Two years after James I. had ascended the throne there set in one of the coldest winters this country has ever known, with the result that a long stretch of the River Ouse became frozen over and so afforded the king an opportunity, of which he was quick to avail himself, of organising a race-meeting on the ice.
Drake tells us that the course extended “from the tower at the end of Marygate, under the great arch of the bridge, to the crane at Skeldergate Postern.”
But even so early as this in the reign of King James the opponents of horse racing began to raise indignant protests against “the folly and wickedness of betting on running horses,” protests to which but scant attention was paid.
Not until some years later did the extremely zealous clergyman named Hinde set seriously to work to denounce the practice of gambling in any and every form, and he appears then to have spoken and written so forcibly that many persons of intelligence and education—I quote from a trustworthy source—gathered round and strove to encourage him to the best of their ability.

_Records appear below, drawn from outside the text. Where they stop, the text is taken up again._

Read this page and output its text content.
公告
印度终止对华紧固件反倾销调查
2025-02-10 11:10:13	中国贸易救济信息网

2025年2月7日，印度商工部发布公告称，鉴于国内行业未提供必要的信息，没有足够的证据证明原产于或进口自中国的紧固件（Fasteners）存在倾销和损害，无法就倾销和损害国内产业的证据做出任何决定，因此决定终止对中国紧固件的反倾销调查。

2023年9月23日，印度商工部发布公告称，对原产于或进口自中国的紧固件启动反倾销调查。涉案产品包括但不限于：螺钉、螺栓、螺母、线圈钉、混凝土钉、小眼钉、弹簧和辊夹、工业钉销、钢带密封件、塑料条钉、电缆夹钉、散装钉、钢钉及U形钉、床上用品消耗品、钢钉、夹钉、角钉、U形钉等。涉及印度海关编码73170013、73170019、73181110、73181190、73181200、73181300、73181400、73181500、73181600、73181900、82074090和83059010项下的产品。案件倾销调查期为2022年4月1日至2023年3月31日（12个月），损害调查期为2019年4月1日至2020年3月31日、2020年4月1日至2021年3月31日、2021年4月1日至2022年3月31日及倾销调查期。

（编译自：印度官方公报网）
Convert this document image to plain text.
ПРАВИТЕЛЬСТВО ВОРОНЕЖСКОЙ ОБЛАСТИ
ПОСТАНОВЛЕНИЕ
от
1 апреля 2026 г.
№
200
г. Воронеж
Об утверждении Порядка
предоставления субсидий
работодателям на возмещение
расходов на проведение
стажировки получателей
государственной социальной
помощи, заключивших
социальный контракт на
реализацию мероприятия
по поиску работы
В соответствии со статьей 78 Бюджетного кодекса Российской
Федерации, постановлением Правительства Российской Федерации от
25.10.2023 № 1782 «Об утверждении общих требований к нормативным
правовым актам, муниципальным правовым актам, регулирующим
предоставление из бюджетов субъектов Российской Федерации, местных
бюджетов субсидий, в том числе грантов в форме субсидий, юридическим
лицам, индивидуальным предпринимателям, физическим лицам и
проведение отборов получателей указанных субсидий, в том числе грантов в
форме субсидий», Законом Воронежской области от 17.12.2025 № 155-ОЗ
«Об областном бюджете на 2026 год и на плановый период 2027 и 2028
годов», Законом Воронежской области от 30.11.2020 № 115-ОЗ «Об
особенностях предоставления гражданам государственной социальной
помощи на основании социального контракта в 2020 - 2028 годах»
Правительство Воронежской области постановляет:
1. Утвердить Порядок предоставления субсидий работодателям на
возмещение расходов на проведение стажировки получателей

Racing in particular he waged war against, declaring it to be “an exercise of profaneness diligently followed by many of our gentlemen and by many of inferior rank also.” Great injury, he maintained, was done by men of rank and others “who of their weekly and almost daily meetings, and matches on their bowling greens, or their lavish betting of great wagers in such sorry trifles, and of their stout and strong abbeting of so sillie vanaties amongst hundreds, sometimes thousands, of rude and vile persons to whom they should give better, and not so bad example and encouragement, as to be idle in neglecting their callings; wasteful in gaming, and spending their means; wicked in cursing and swearing, and dangerously profane in their brawling and quarrelling.”
These observations, and many more to the same effect, are to be found in the “Biography of Bruen”; yet in the long run the diatribes made but little difference, for the passion for gambling had taken a firm hold of the people of almost all classes, and while it lasted it flourished exceedingly.
We do not hear of many famous horses during the reign of James I., save the sires which the king himself imported; yet it is certain that the popularity of the horse increased during the first two decades of the seventeenth century, quite apart from the popularity that betting upon horse races continued to acquire.